The arrest happened January 13, 2006. Jenson and Weiner pleaded to lesser charges and avoided further jail time. In 2008, McDavid was convicted of conspiracy and sentenced to 20 years in prison.
But it’s hard to imagine that there would have been any conspiracy without the care and feeding provided by the FBI’s paid confidential informant in the case, a woman identified in court records only as “Anna.”
Anna was trawling for radicals at an anarchist convention in Iowa in 2004 when she first met McDavid and Jenson. There was some romantic tension there, or at least McDavid thought there was. The boys met Anna again in Philadelphia, joined this time by Lauren Weiner, and the group started to talk about the possibility of some “direct action.” It might have remained talk, if not for Anna’s coordination, cajoling and checkbook.
According to court documents, it was Anna who bought the plane ticket for Weiner to travel to California. It was Anna who came up with the recipe for a homemade incendiary bomb. It was Anna who rented the cabin near Auburn where the group made their plans, or failed to.
Transcripts of the conversations Anna secretly recorded show that the anarchists were, well, unorganized and indecisive. “You guys seem like you don’t want to do it at all,” Anna sulked. “I wish one day we could keep the damned plan. I wish one day you guys could stick to a list.”
McDavid’s defense lawyer, Mark Reichel, argued entrapment. But often when Reichel requested documents, he was told by the government that no such records existed. “We knew then it was bullshit,” says McDavid’s partner and advocate, Jenny Esquivel.
McDavid was sentenced in 2008, his appeal in 2010 failed. But Esquivel and other friends kept filing Freedom of Information Act requests, trying to track down the missing evidence.
And ultimately, the government did admit it had the records, thousands of pages in fact. There are documents showing emails and love notes between McDavid and Anna, and evidence that Anna’s FBI handlers wanted to give their informant a polygraph, then changed their minds.
“The correspondence tells us further that Anna created the conspiracy. She used a variety of emotionally manipulative tactics,” says Esquivel.
Federal prosecutors say the missing evidence was “not exculpatory,” and the withholding of the documents was inadvertent.
Whether it was a mistake or deliberate, it was a very big deal. Last week federal prosecutors and the judge in McDavid’s case, Morrison England, agreed that McDavid’s sentence should be vacated because of the government’s failure to turn over evidence. McDavid went home to Auburn on January 8.
He did have to make a deal and plead to a lesser conspiracy charge in order to get out. He also had to agree to give up his right to sue the government.

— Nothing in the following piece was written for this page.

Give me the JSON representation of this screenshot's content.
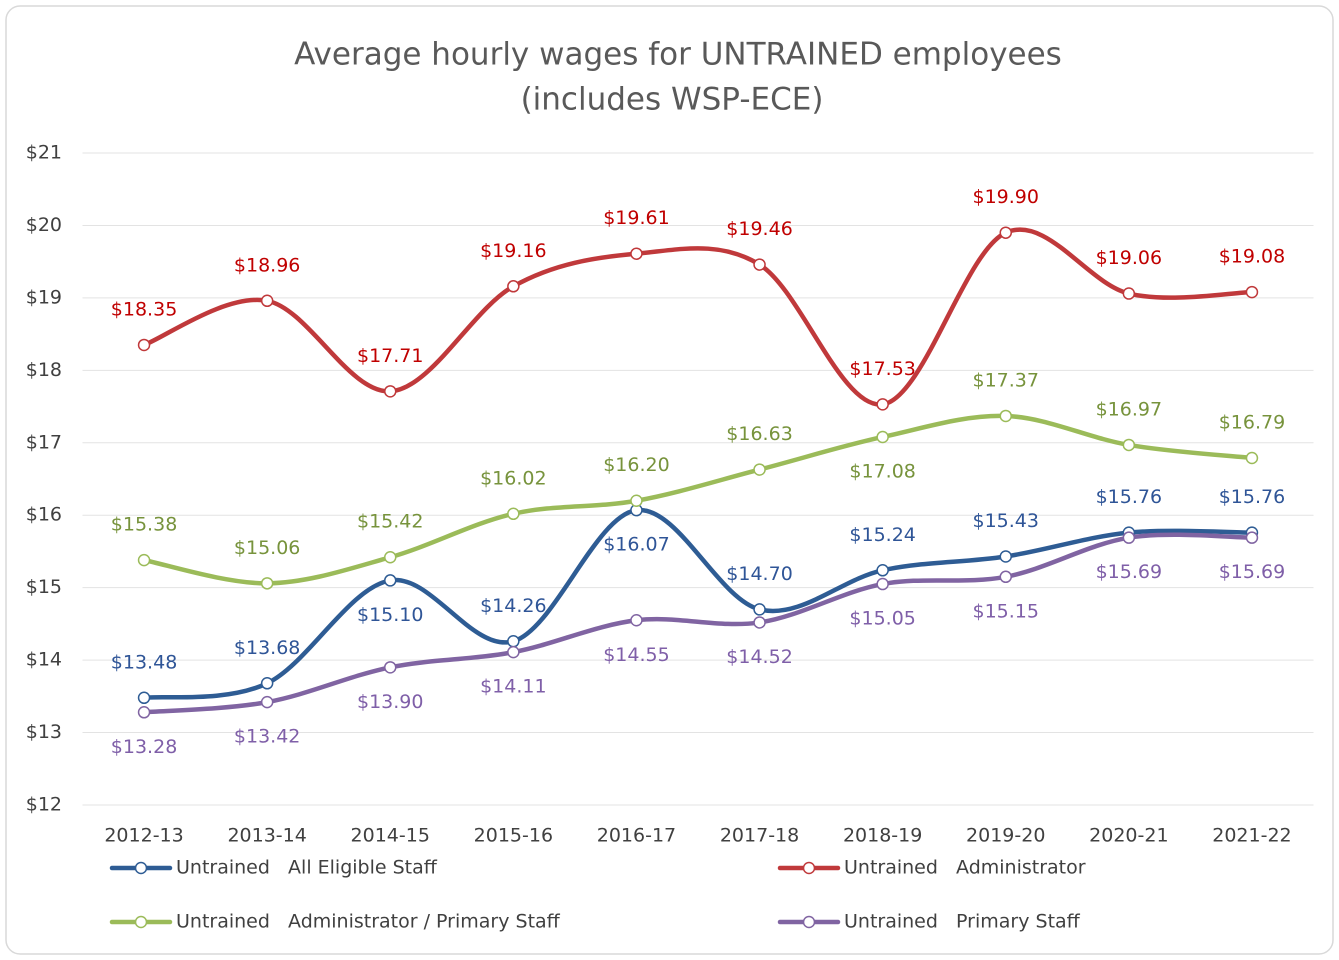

So, here you’ve got to ask: Who did the government just release? Was he a terrorist, who’s now gone free because of a government mistake? Or was McDavid a guy whose radical politics and big talk—and maybe his desire to impress a girl—made him an easy target? A sucker that the government could trot out to show it was winning the war on terror.
Which one did Judge England think that McDavid was, when he signed the release order last week?
McDavid’s release is remarkable. But the way he ended up in prison is more common than you might think. There are stories all around the country of the government going to extraordinary lengths to initiate and help along “terrorist” conspiracies that would otherwise never materialize. (See “Conspiracy of Dunces” by Cosmo Garvin; SN&R Feature Story; July 27, 2006, for the anatomy of the McDavid sting.)
If you don’t find McDavid’s story troubling, go find the mind-boggling This American Life episode “Arms Trader.” Or Trevor Aaronson’s story “The Informants” in Mother Jones, a close-up look at how the FBI blurs the line between pre-empting terrorist plots and manufacturing them. There are, of course, actual terrorists out there, plotting murders like in Boston or Paris. But these informant-driven cases seem focused on talkers, not killers.
“There are a lot of people in prison who are not guilty, who were targeted for their religion or their politics,” says Esquivel. “Unfortunately, it’s pretty normal for this to happen. We just got lucky.”